The first thing I had to so was check into my son's classroom. That is where I was informed that was to be in charge of 3 boys one of them being my own child. I thought to myself how hard can that be? I am a mother of boys, I know how they tick.
I lost control even before we left. It was my responsibility to walk them to the little boys' room to get all the pottying done before we boarded the bus. The took off like a shot. I yelled, "there is no running in the hall". They just kept truckin' down the hall and ignored me. I got the hairy eyeball from the teacher as these 3 wild boys came back from the bathroom.
After that fiasco, we boarded the bus. This is when these boys burst into the song "Don't Cha" by the Pussy Cat Dolls. The teacher automatically looked at me in disgust. I pleaded that I didn't teach them that song. (My kids are more metal heads anyway).
The bus reeked like little boy morning breath. If that wasn't bad enough, I sat next to Booger Picker all the way there. I just about threw up. I kept offering him a Kleenex and telling him that his finger was going to get stuck. No luck he was not afraid, he just kept digging and digging. I even told him that the girls were going to laugh at him.

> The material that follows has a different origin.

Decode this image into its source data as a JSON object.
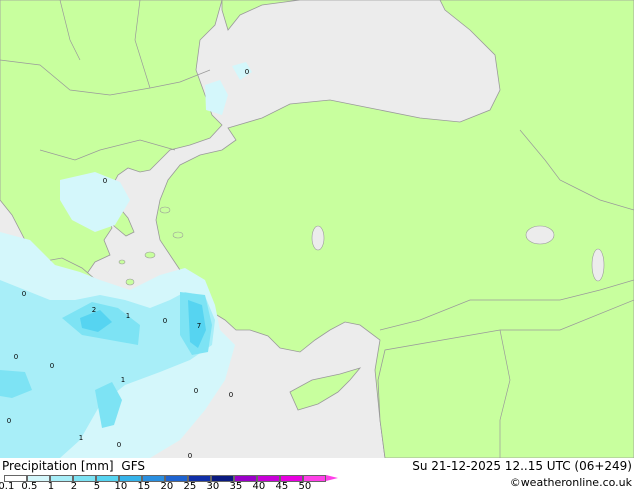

Nothing phased him. I just sat there and tried not to gag.
While we were at the orchard, the boys were wild. I had to keep calling their names and chase after them. At lunch, it was one potty joke after another (have to admit that I laughed at a few). They had their apples they picked in bags and they were using them as nun chucks. My girlfriends were having similar issues with their kids they were in charge of and we would look at each other sympathetically and pray for a 2 for 1 happy hour that evening.

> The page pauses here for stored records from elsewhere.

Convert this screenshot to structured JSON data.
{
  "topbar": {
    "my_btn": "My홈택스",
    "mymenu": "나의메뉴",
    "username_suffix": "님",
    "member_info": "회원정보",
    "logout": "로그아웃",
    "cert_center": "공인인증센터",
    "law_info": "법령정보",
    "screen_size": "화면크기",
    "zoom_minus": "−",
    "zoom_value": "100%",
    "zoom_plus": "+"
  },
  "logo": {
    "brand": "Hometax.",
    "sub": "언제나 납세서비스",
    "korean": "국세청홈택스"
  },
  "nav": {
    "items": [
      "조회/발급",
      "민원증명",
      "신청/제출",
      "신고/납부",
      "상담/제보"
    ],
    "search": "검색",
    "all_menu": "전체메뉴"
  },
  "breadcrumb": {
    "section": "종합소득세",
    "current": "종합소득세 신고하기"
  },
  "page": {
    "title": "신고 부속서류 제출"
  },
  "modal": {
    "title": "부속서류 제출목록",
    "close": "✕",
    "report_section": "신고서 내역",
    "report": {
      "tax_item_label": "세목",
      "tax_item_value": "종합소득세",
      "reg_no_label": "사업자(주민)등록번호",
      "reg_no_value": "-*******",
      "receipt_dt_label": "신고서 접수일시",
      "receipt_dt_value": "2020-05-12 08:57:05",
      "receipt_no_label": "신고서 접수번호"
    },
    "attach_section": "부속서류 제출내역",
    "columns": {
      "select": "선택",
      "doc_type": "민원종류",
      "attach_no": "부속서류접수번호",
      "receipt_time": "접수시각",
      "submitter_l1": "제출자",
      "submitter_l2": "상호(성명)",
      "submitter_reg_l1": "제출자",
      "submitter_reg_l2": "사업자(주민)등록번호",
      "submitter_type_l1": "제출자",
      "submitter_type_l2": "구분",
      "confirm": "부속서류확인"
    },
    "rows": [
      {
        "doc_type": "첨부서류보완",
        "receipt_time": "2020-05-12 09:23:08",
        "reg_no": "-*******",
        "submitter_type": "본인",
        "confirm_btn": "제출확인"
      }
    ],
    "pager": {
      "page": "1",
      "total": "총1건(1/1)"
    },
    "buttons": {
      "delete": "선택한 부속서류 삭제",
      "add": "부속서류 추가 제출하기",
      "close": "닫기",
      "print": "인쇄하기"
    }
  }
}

As we were finishing our lunch, one of the boys looked up at me with the saddest eyes and the greenest face I have ever seen and said "My tummy hurts". I gave him a little hug and offered him a few saltine crackers to calm the queasiness. I told me he could not have them. Glutton allergy. Right. I grabbed the teacher and said "I think we have puker". She handed me a plastic bag and said "good luck and you probably want to sit close to the front of the bus". Bitch.
I called my own child a brat because he told everyone that I am crabby all the time. Someone did not hear him right and thought he said "my mom is pregnant all the time". After that comment people were coming up to me saying "congratulations, when are you due?" Hmmmm, I am still pondering that punishment.

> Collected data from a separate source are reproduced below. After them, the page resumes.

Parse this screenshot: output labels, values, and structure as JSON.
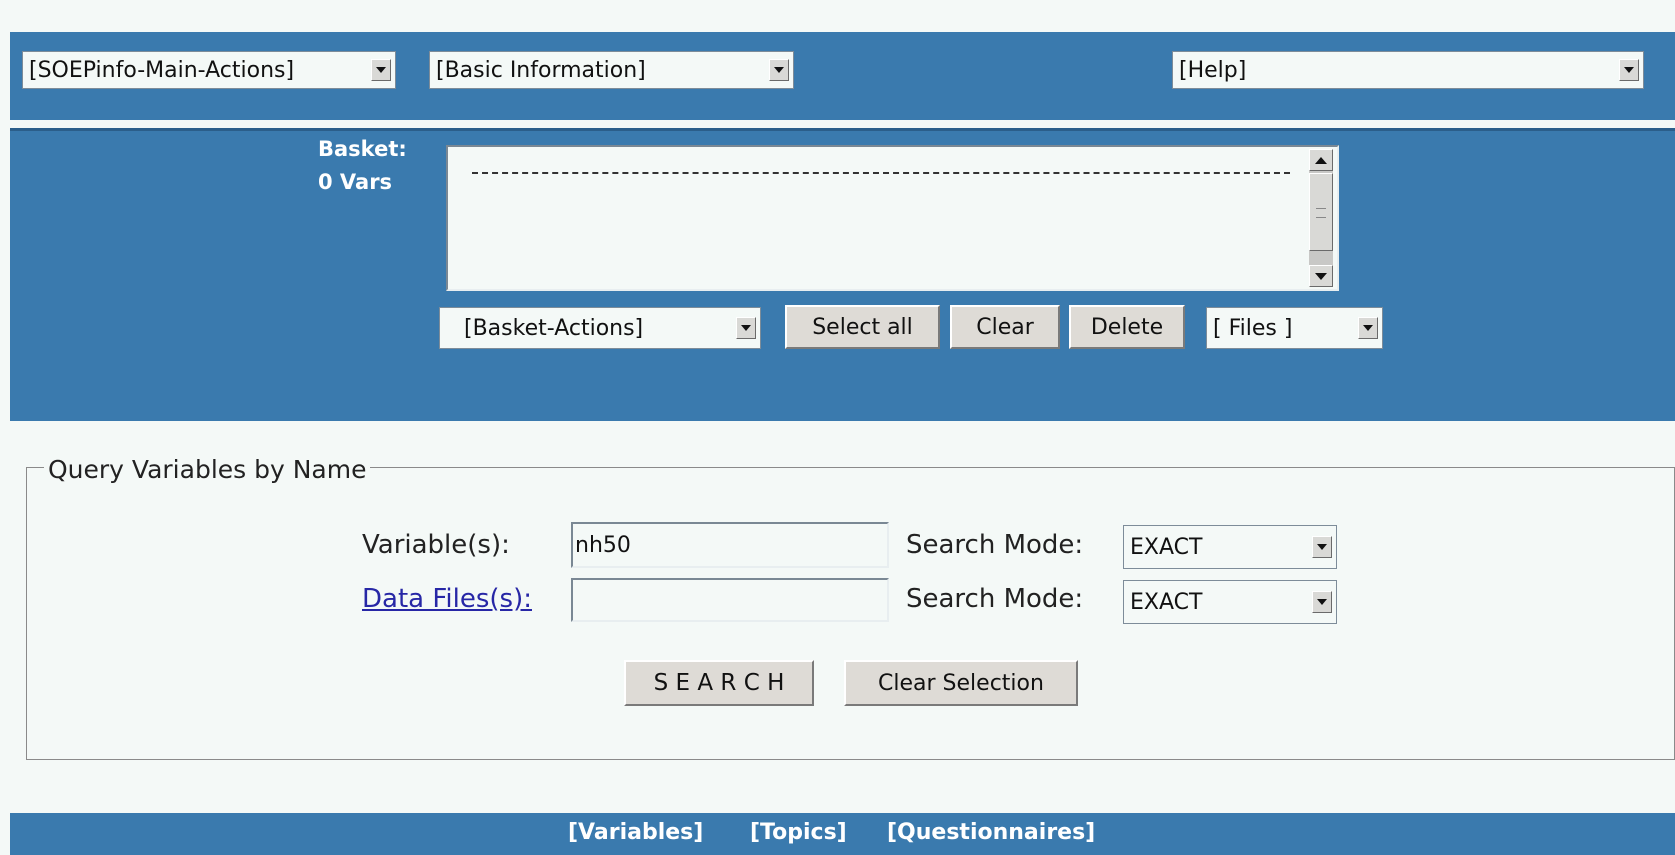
{
  "top_bar": {
    "main_actions": "[SOEPinfo-Main-Actions]",
    "basic_information": "[Basic Information]",
    "help": "[Help]"
  },
  "basket": {
    "label": "Basket:",
    "count": "0 Vars",
    "actions_select": "[Basket-Actions]",
    "select_all": "Select all",
    "clear": "Clear",
    "delete": "Delete",
    "files_select": "[ Files ]"
  },
  "query": {
    "legend": "Query Variables by Name",
    "variables_label": "Variable(s):",
    "variables_value": "nh50",
    "datafiles_label": "Data Files(s):",
    "datafiles_value": "",
    "search_mode_label": "Search Mode:",
    "search_mode_1": "EXACT",
    "search_mode_2": "EXACT",
    "search_button": "S E A R C H",
    "clear_selection_button": "Clear Selection"
  },
  "footer": {
    "links": [
      "[Variables]",
      "[Topics]",
      "[Questionnaires]"
    ]
  }
}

We made it home without an incident...THANK GOD. I left right after I got off the bus. That was a bad thing to do, because evidently I was supposed to stay. Oops.
What did I learn:
Say no to volunteering
All boys are just as crazy as mine
Potty jokes never get old
Apples make a great weapon
I can guarantee a wicked cold after doing shit like this
With all the uncovered coughing and sneezing. I caught a wicked cold. I feel miserable and I am not doing my 4 mile power walk today, I am happy to report that I am still a loser. I lost .4 at my meeting this past week. I am not complaining about any sort of loss.